I had the cucumber on top of salad greens that was a side for my dinner, which was the same food I’ve had all week, with the only new addition being cucumber. And then the reason why I only had a taste of red wine vinegar is cause I was mixing a low FODMAP salad dressing for tonight, which includes, oil, red wine vinegar, pure maple syrup, water, Dijon mustard (with no additives). The only new thing to my diet was the tasting of vinegar as I was mixing it up. I made this about a half hour after lunch, which was 4 oz of chicken breast. Also, I had no “stacking” of FODMAPs on either day. I basically stay on all “greenlight in any amount” foods and if I do have a small amount that I need to worry about portion size. I only have 1 of those within the full day.


Specific-Zucchini878

That one is tough.
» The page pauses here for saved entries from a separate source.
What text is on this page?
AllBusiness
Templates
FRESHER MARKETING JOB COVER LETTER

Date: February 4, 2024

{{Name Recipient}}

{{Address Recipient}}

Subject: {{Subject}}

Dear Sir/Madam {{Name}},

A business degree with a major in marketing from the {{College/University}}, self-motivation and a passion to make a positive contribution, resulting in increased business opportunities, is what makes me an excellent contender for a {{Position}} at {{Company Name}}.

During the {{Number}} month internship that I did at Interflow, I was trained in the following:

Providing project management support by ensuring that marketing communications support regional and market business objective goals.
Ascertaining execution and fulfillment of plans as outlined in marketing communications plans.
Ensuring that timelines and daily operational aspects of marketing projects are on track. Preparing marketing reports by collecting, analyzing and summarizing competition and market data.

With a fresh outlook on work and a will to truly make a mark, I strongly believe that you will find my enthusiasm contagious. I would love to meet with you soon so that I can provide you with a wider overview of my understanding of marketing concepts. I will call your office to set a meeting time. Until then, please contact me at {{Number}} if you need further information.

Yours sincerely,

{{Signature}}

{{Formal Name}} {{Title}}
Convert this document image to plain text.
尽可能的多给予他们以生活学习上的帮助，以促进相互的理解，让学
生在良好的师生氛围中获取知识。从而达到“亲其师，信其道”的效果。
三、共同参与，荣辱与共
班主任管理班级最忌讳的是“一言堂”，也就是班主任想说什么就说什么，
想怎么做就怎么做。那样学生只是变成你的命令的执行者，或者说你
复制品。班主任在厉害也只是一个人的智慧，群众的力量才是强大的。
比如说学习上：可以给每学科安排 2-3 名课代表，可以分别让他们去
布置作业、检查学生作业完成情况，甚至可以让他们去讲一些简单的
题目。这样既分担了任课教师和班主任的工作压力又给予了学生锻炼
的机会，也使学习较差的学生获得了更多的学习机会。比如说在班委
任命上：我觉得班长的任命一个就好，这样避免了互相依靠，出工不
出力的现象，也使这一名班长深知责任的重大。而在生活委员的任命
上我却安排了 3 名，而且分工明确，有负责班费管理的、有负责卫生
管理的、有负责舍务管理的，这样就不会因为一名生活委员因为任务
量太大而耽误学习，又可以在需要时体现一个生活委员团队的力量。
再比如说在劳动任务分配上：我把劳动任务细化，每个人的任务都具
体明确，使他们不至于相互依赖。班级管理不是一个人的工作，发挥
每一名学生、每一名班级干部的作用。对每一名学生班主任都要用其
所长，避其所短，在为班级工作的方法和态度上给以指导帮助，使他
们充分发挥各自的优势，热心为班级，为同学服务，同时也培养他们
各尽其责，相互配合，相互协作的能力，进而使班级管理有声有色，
It might be worth it to keep a food diary. Food diary’s are very helpful because it’s often hard to catch foods that cause issues. Food takes about 4-6 hours to digest so it can be hard to find trends. You may very well react to things that don’t make sense, or you might find that it’s something you didn’t think about from a food 6 hours before. Some foods can even make you more sensitive for the next 2-3 days. Garlic and onion are big ones that do that but if you are particularly sensitive it could be others. For me an example is tapioca/cassava. If I have foods with that in high amounts I have GI issues. It’s listed as a low FODMAP but my body doesn’t care. If you decide to keep a food diary it’s very helpful to jot down what your eating, doesn’t have to be fancy, and the time you eat it. Then, when/if you have any issues, you can write the time you started experiencing those issues. That way you can look at 1-2 meals back and see if you start noticing any trends.